D. Deliberate strategy implies that managers plan to pursue an intended strategic course.

E. In some cases, the strategy simply emerges from a stream of decisions. An emergent strategy
is one that was not planned or intended. According to this perspective, managers learn what will
work through a process of trial and error.

F. The resource-based view of the firm takes the position that an organization is a bundle of
resources.

1. Financial resources, including all of the monetary resources from which a firm can draw.

2. Physical resources, such as plant, equipment, location, and access to raw materials.
3. Human resources, which pertains to the skills, background, and training of the individuals
within the firm.

4. Knowledge and learning resources, which help the firm to innovate and remain competitive.

5. General organizational resources, which includes a variety of factors that are peculiar to
specific organizations.

G. The stakeholder view of strategic management considers the organization from the
perspective of the internal and external constituencies that have a strong interest in the organization.

1. One of the first activities associated with any well-done stakeholder analysis is the
establishment of priorities given to each stakeholder.

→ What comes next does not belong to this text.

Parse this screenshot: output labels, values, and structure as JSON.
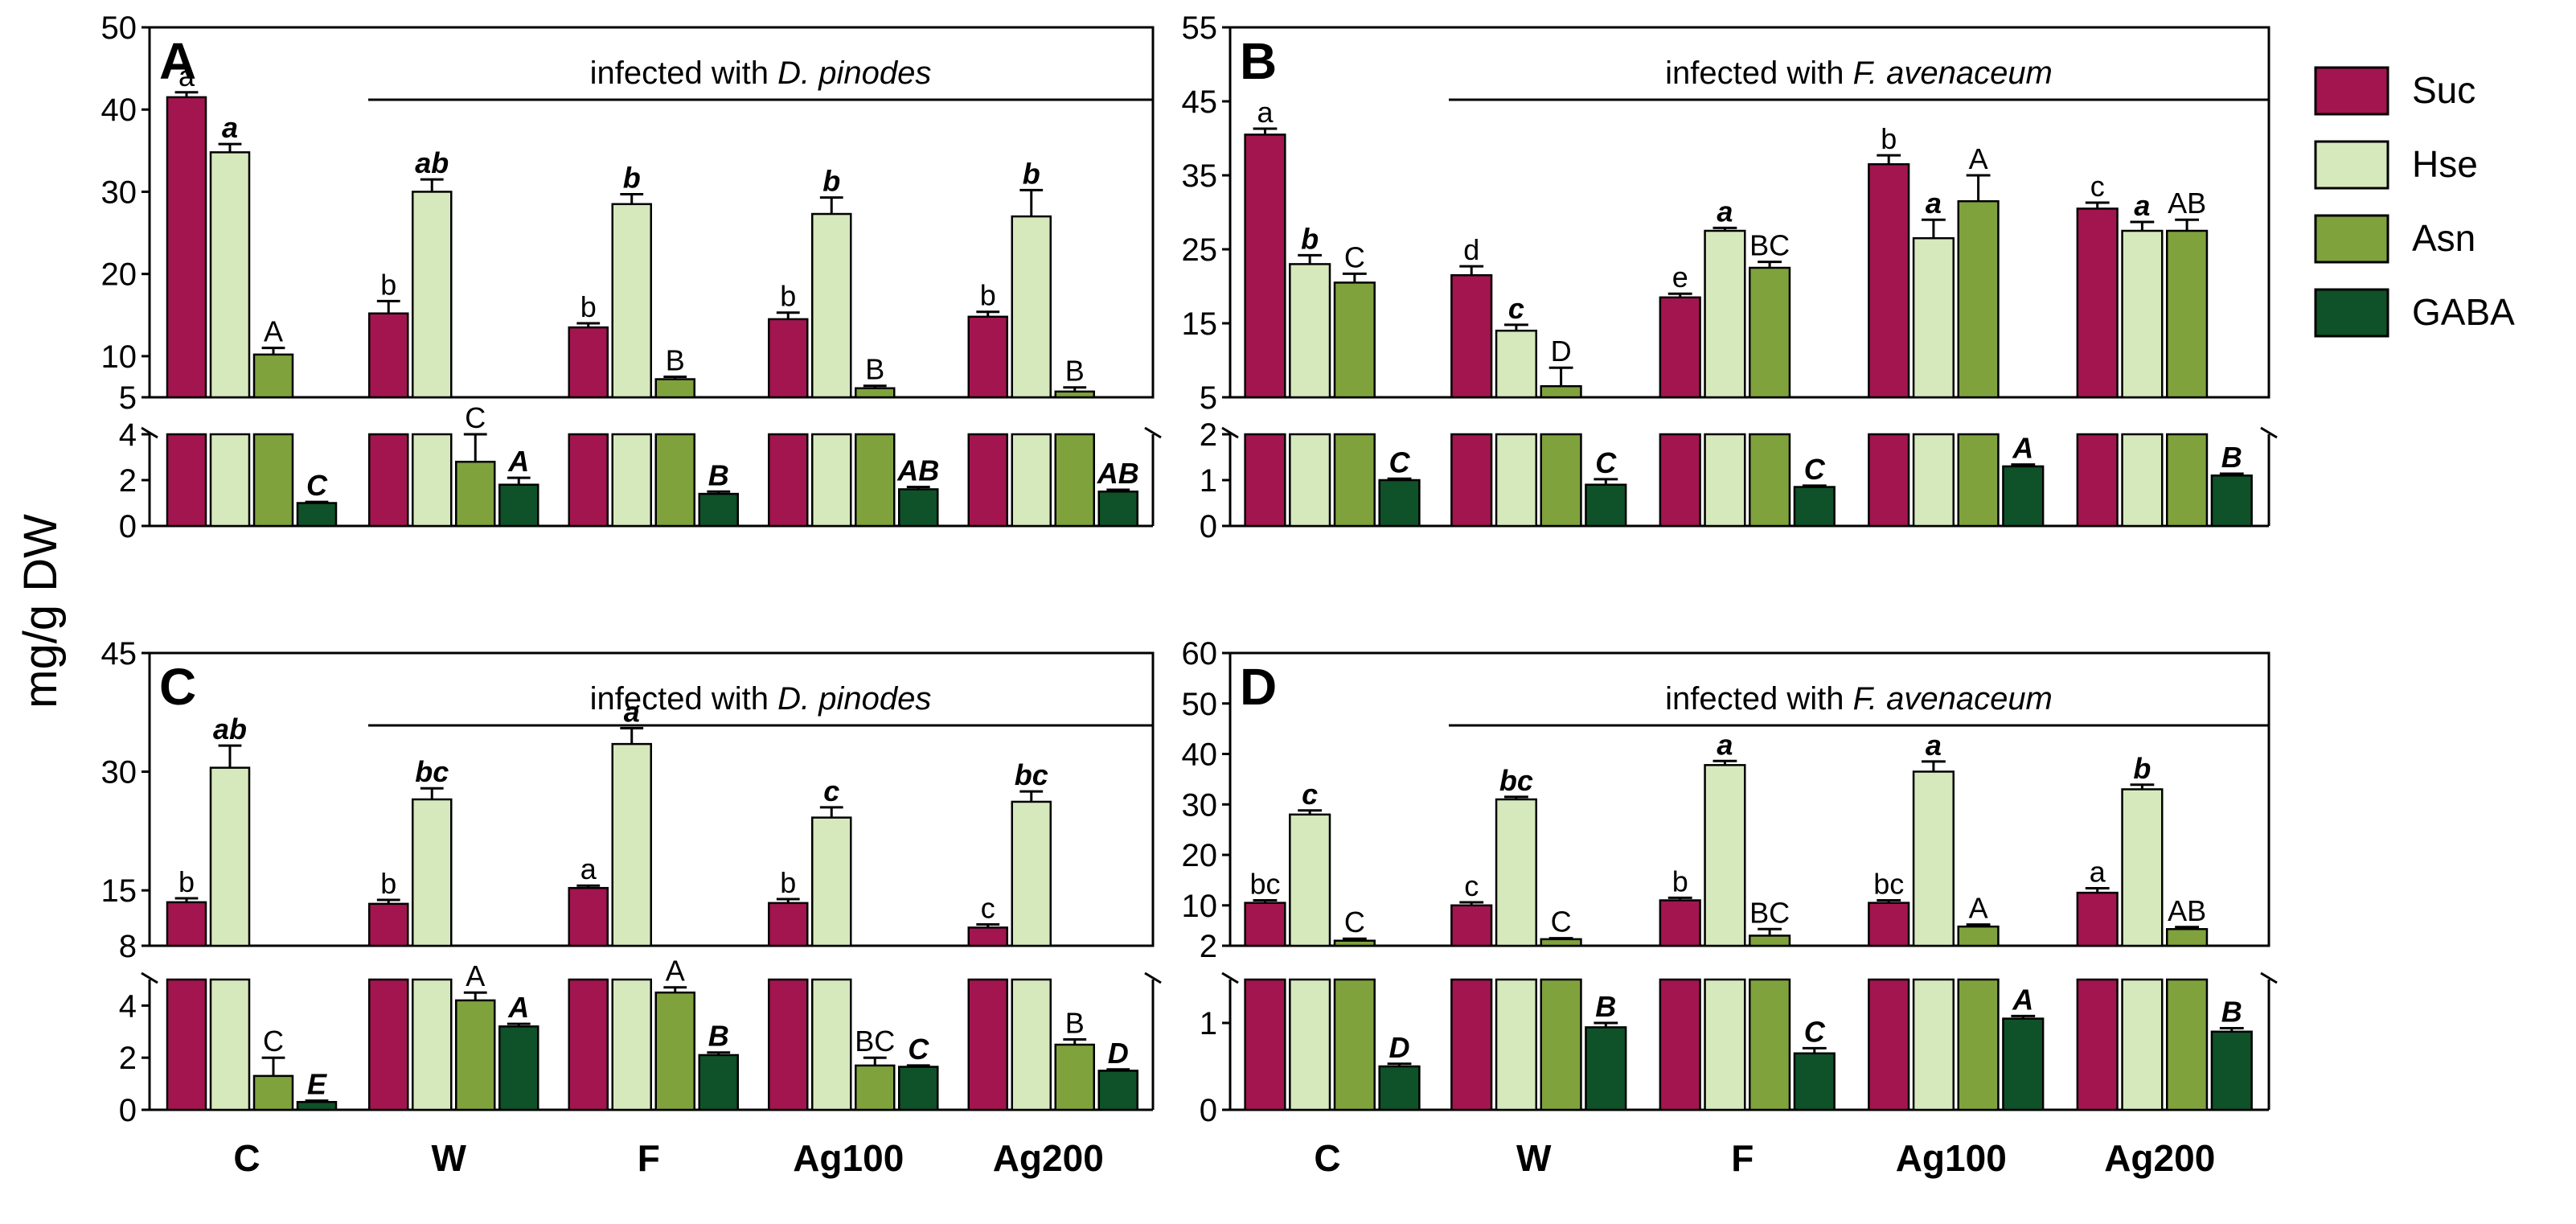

2. Stakeholder analysis involves identifying and prioritizing key stakeholders, assessing their
needs, collecting ideas from them, and integrating this knowledge into strategic management
processes such as the establishment of strategic direction and the formulation and implementation
of strategies.

3. Stakeholder management includes communicating, negotiating, contracting, and managing


relationships with stakeholders, and motivating them to behave in ways that are beneficial to the
organization and its other stakeholders.

4. A firm that manages for stakeholders allocates more resources to satisfying the needs and
demands of its legitimate stakeholders than what is necessary to simply retain their willful
participation in the productive activities of the firm. Firms that exhibit this sort of behavior develop
trusting relationships with stakeholders based on principles of distributional, procedural, and
interactional justice.

5. Distributional justice means that firms give more value back to the stakeholders that helped to
create it than what they really need to provide simply to retain their involvement in transactions with
the firm. Procedural justice refers to a stakeholder’s perception of how fair a decision-making
process is, and interactional justice pertains to fairness in the way that stakeholders are treated in
transactions with the firm.

H. Many forces are leading firms into an international arena. Yet, global strategic management
offers many new management challenges. Although the values, resources, and business practices
of countries vary widely, many of the management techniques are slowly converging.

I. The strategic management process model upon which this book is based relies, to some
degree, on each of the theories and ideas that have been described in these sections.

IV. Strategic Thinking and Entrepreneurship

A. Entrepreneurship is the process through which individuals, groups, or firms pursue


opportunities to create new value. It involves recognizing or creating an opportunity, assembling the
resources necessary to pursue it, and then managing those resources to bring the new venture into
being.
B. Entrepreneurship can occur both within firms and independently of them. This type of
entrepreneurship is sometimes called strategic entrepreneurship or intrapreneurship. It is how
innovation is used to create new business for the firm.

C. Strategic thinking is the term used to describe the creative aspects of strategic management.
A rigid strategic planning process can drive out strategic thinking. Strategic thinking has several
characteristics:

1. Focus on strategic intent or the overall vision of the organization.

2. Long-term orientation.

3. Consideration of past and present.

4. Systems perspective.

5. Ability to seize opportunities.

6. Scientific approach, which involves generating ideas through a creative process, then
testing them (like hypotheses) to see if they will work.